Consument

Januari: tijd voor salade

Simpel. Eenvoudig. Fris. Snel. Gezond. Het zijn termen die je om de oren vliegen in januari. In de keuken is er elk jaar rond deze tijd een hang naar licht, naar gezond, naar eenvoud. Een logische reactie op de overdaad van de maand ervoor.

Mariëlle Oussoren-Buys
12 January 2018 14:16Gewijzigd op 16 November 2020 12:23
beeld RD
beeld RD

Eigenlijk is het een mal mechanisme, zo’n golfbeweging van jezelf volproppen en daarna weer massaal willen matigen. En om eerlijk te zijn: aan dat schransen heb ik ook helemaal niet meegedaan. Wat extra luxe-ingrediënten vind ik heerlijk, maar dat het dan ook meteen veel en vet en overdadig moet zijn, daar begrijp ik weinig van.

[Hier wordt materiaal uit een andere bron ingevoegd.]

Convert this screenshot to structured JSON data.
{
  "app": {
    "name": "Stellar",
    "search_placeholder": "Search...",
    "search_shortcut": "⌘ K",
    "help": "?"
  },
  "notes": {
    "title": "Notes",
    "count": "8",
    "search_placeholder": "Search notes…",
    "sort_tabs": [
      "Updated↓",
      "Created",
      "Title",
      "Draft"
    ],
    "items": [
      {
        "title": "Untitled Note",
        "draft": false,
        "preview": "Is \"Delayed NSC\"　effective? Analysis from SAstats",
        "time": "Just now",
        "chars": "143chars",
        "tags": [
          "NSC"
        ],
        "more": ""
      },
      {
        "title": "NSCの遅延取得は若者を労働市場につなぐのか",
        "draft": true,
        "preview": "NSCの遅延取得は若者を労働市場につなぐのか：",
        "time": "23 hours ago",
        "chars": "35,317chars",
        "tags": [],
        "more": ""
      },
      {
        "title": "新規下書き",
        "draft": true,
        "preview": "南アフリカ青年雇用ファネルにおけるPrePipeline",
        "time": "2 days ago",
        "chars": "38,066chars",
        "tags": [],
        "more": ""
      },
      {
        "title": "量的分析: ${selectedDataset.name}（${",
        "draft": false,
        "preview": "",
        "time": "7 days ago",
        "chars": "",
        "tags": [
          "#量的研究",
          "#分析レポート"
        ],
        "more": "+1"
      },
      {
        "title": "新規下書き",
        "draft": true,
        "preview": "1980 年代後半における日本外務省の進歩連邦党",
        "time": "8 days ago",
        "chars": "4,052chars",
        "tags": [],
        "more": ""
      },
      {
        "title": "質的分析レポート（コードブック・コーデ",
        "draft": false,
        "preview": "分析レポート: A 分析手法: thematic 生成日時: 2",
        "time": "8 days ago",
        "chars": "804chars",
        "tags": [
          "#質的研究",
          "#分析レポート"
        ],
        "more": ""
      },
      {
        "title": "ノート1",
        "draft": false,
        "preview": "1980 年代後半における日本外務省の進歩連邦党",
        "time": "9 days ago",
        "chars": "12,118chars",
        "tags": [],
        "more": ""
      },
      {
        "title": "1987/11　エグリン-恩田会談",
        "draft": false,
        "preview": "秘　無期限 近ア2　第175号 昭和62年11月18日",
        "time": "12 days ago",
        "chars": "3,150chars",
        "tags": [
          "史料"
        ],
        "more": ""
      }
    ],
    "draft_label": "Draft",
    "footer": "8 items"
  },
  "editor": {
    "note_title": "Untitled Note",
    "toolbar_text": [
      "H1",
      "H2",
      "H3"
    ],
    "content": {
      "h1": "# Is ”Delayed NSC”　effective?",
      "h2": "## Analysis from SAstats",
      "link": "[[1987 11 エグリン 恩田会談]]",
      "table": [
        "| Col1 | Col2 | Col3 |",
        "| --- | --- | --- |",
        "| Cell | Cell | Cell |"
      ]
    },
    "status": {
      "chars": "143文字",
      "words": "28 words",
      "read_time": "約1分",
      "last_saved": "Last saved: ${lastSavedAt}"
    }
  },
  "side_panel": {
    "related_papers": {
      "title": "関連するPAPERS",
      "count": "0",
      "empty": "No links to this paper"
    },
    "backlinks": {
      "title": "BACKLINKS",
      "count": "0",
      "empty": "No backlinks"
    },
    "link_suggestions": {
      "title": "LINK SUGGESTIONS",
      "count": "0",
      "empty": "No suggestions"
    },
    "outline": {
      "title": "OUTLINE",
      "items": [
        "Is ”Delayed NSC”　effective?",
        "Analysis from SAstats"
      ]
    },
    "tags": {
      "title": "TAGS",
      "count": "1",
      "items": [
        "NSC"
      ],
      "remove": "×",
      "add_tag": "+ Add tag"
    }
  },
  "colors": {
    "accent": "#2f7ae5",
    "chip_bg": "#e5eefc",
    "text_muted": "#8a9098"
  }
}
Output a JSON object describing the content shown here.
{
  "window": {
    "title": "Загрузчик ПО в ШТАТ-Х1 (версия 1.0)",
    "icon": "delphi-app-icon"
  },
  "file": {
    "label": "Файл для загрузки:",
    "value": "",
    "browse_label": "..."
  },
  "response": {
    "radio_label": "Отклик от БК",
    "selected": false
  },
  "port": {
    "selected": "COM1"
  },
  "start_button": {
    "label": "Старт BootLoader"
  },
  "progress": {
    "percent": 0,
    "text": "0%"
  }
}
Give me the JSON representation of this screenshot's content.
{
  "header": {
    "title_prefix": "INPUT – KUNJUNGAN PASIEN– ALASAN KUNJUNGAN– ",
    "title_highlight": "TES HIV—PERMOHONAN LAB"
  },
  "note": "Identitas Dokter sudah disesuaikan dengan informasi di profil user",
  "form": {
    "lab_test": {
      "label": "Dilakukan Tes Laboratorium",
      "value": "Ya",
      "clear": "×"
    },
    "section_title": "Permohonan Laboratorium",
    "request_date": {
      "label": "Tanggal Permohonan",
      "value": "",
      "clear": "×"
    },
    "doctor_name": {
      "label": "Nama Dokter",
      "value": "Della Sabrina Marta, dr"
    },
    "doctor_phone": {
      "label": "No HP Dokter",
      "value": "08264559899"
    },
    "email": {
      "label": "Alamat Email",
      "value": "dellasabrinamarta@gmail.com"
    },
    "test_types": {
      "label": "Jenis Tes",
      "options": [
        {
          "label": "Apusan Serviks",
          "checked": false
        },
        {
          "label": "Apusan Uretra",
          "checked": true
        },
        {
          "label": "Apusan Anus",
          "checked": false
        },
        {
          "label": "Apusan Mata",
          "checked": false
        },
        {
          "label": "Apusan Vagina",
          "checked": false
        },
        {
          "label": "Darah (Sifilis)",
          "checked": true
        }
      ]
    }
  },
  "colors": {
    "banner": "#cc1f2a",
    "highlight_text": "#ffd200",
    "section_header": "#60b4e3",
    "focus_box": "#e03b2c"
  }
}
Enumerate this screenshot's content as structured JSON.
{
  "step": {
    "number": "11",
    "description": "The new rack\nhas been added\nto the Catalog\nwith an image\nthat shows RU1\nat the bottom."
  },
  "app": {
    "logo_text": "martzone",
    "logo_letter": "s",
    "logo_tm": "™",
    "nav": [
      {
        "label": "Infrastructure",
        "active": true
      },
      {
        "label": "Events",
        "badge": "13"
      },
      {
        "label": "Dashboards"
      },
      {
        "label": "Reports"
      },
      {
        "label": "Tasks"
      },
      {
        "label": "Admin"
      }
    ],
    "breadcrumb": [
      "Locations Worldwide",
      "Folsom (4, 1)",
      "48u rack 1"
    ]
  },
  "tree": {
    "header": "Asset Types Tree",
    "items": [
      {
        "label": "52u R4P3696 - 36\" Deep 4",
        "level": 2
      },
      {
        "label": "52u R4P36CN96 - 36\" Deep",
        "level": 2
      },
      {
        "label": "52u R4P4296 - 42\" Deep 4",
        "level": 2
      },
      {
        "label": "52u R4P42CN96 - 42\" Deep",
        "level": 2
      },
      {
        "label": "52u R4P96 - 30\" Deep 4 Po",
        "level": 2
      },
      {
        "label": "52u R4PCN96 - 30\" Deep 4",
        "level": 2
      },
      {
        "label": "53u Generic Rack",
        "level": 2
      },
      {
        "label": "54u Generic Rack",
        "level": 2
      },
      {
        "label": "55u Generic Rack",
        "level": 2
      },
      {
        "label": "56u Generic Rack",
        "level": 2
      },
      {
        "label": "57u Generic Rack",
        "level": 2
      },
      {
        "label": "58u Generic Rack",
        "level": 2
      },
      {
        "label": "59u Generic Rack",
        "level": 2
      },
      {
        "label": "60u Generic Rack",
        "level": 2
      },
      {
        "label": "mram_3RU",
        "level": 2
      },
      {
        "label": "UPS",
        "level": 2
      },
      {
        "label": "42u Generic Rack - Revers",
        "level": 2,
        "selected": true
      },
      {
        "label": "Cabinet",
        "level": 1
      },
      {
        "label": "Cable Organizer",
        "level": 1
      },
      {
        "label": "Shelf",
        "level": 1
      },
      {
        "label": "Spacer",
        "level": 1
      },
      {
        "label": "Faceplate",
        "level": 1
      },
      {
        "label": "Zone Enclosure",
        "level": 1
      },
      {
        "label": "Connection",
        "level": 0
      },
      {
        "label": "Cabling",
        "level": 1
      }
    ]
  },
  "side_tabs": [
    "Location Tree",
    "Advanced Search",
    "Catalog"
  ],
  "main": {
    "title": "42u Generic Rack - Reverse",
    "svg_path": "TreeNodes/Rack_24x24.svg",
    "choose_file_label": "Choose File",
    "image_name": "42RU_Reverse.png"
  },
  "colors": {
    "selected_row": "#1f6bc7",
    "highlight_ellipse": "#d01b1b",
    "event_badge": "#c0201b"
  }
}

Maar gek genoeg ben ik wel vatbaar voor de frisse wind die in de maand erna opsteekt. Als zo’n beetje alle folders, culibladen en blogs je doen geloven dat je echt nu –nu!– aan de salades, de smoothies en de andere vitamineboosts moet, dan heeft dat op mij gewoon invloed.

Dus staat er deze maand net wat vaker een stamppot vol groente op tafel. Knabbelen we iets meer rauwkost. En maken we deze maand vaker dan anders een salade. Als extra groente bij de avondmaaltijd. Of –wanneer we echt een goed januarigevoel willen hebben– als bijgerecht bij een boterham tussen de middag.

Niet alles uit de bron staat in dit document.